Speed Reducer Shaft#

import numpy as np
import matplotlib.pyplot as plt
import uqtestfuns as uqtf

The speed reducer shaft test function is a five-dimensional scalar-valued test function introduced in [DS04]. It is used as a test function for reliability analysis algorithms (see, for instance, [LGG+18, DS04]).

Test function instance#

To create a default instance of the test function:

my_testfun = uqtf.SpeedReducerShaft()

Check if it has been correctly instantiated:

print(my_testfun)
Function ID      : SpeedReducerShaft
Input Dimension  : 5 (fixed)
Output Dimension : 1
Parameterized    : False
Description      : Reliability of a shaft in a speed reducer from Du and Sudjianto (2004)
Applications     : reliability

Description#

The function models the performance of a shaft in a speed reducer [DS04]. The performance is defined as the strength of the shaft subtracted by the stress as follows[1]:

\[ g(\boldsymbol{x}) = S - \frac{32}{\pi D^3} \sqrt{\frac{F^2 L^2}{16} + T^2}, \]

where \(\boldsymbol{x} = \{ S, D, F, L, T \}\) is the five-dimensional vector of input variables probabilistically defined further below.

The failure event and the failure probability are defined as \(g(\boldsymbol{x}) \leq 0\) and \(\mathbb{P}[g(\boldsymbol{X}) \leq 0]\), respectively.

Probabilistic input#

Based on [DS04], the probabilistic input model for the speed reducer shaft reliability problem consists of five independent random variables with marginal distributions shown in the table below.

Hide code cell source
print(my_testfun.prob_input)
Function ID     : SpeedReducerShaft
Input ID        : Du2004
Input Dimension : 5
Description     : Input model for the speed reducer shaft problem from Du
                  and Sudjianto (2004)
Marginals       :

 No.    Name    Distribution            Parameters                Description
-----  ------  --------------  -----------------------------  -------------------
  1      D         normal               [39.   0.1]           Shaft diameter [mm]
  2      L         normal             [4.e+02 1.e-01]           Shaft span [mm]
  3      F         gumbel      [1342.48137736  272.89388043]  External force [N]
  4      T         normal                [250  35]                Torque [Nm]
  5      S        uniform                 [70 80]               Strength [MPa]
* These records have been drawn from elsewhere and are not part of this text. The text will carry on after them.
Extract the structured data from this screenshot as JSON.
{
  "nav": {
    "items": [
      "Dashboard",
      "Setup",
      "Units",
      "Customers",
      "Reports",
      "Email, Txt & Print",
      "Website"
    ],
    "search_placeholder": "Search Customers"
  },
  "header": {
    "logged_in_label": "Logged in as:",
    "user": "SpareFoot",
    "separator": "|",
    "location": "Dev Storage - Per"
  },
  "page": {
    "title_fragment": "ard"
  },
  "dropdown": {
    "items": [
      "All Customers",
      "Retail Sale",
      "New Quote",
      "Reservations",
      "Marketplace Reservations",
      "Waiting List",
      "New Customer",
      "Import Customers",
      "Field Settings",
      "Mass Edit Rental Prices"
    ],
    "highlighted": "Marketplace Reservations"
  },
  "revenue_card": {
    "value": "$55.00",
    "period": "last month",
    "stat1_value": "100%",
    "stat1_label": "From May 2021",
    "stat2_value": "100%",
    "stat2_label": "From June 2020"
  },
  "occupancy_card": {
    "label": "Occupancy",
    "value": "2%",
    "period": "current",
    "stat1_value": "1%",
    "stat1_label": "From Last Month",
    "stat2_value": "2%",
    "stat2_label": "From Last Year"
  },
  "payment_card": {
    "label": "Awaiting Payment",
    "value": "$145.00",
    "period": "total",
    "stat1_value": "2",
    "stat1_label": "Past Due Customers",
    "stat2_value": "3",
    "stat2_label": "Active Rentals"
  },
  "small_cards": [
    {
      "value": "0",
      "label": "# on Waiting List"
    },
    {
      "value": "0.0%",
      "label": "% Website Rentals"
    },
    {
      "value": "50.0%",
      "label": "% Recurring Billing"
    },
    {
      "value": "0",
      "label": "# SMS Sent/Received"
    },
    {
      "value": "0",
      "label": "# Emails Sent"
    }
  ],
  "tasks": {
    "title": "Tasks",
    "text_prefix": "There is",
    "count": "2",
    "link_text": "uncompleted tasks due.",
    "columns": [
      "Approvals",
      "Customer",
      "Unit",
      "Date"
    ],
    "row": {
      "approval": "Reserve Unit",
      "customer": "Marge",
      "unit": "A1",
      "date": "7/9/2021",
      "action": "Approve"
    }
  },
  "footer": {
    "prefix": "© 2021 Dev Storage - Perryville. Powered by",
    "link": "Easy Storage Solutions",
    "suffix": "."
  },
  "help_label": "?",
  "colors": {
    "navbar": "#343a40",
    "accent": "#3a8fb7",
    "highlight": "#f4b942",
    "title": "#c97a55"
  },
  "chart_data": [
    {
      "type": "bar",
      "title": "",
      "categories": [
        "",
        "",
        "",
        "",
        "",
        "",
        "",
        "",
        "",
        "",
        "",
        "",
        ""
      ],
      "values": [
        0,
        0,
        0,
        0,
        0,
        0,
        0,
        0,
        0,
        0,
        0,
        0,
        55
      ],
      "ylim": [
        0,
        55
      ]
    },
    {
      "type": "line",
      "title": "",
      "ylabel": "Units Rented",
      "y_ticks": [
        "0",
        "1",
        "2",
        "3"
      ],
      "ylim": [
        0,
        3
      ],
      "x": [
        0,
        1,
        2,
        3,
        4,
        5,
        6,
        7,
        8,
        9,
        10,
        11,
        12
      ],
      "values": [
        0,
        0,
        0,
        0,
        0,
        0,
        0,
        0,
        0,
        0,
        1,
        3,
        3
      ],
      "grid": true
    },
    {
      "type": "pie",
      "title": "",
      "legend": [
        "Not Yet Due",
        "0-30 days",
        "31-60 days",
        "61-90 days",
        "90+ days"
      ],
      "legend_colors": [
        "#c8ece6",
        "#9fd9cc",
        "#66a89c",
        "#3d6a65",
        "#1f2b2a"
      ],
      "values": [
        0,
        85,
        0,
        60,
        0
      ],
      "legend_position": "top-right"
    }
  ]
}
Copulas         : Independence

Note that the variables \(F\), \(D\), and \(L\) must be first converted to their corresponding SI units (i.e., \([\mathrm{Pa}]\), \([\mathrm{m}]\), and \([\mathrm{m}]\), respectively) before the values are plugged into the formula above.

Reference results#

This section provides several reference results of typical UQ analyses involving the test function.

Sample histogram#

Shown below is the histogram of the output based on \(10^6\) random points:

Hide code cell source
xx_test = my_testfun.prob_input.get_sample(1000000)
yy_test = my_testfun(xx_test)
idx_pos = yy_test > 0
idx_neg = yy_test <= 0

hist_pos = plt.hist(yy_test, bins="auto", color="#0571b0")
plt.hist(yy_test[idx_neg], bins=hist_pos[1], color="#ca0020")
plt.axvline(0, linewidth=1.0, color="#ca0020")

plt.grid()
plt.ylabel("Counts [-]")
plt.xlabel("$\mathcal{M}(\mathbf{X})$")
plt.gcf().set_dpi(150);
../_images/bcfc946e98fe63ca3eb9329fefc4cb2c223bc5c820b56eb81fba535b4e3ce3c0.png

Failure probability#

Some reference values for the failure probability \(P_f\) and from the literature are summarized in the table below.

Method

\(N\)

\(\hat{P}_f\)

\(\mathrm{CoV}[\hat{P}_f]\)

Source

MCS

\(10^6\)

\(7.850 \times 10^{-4}\)

[DS04] (Table 11)

FORM

\(1'472\)

\(7.007 \times 10^{-7}\)

[DS04] (Table 11)

SORM

\(1'514\)

\(4.3581 \times 10^{-7}\)

[DS04] (Table 11)

FOSPA

\(102\)

\(6.1754 \times 10^{-4}\)

[DS04] (Table 11)

References#

[LGG+18]

Xu Li, Chunlin Gong, Liangxian Gu, Wenkun Gao, Zhao Jing, and Hua Su. A sequential surrogate method for reliability analysis based on radial basis function. Structural Safety, 73:42–53, 2018. doi:10.1016/j.strusafe.2018.02.005.

[DS04] (1,2,3,4,5,6,7,8,9)

Xiaoping Du and Agus Sudjianto. First order saddlepoint approximation for reliability analysis. AIAA Journal, 42(6):1199–1207, 2004. doi:10.2514/1.3877.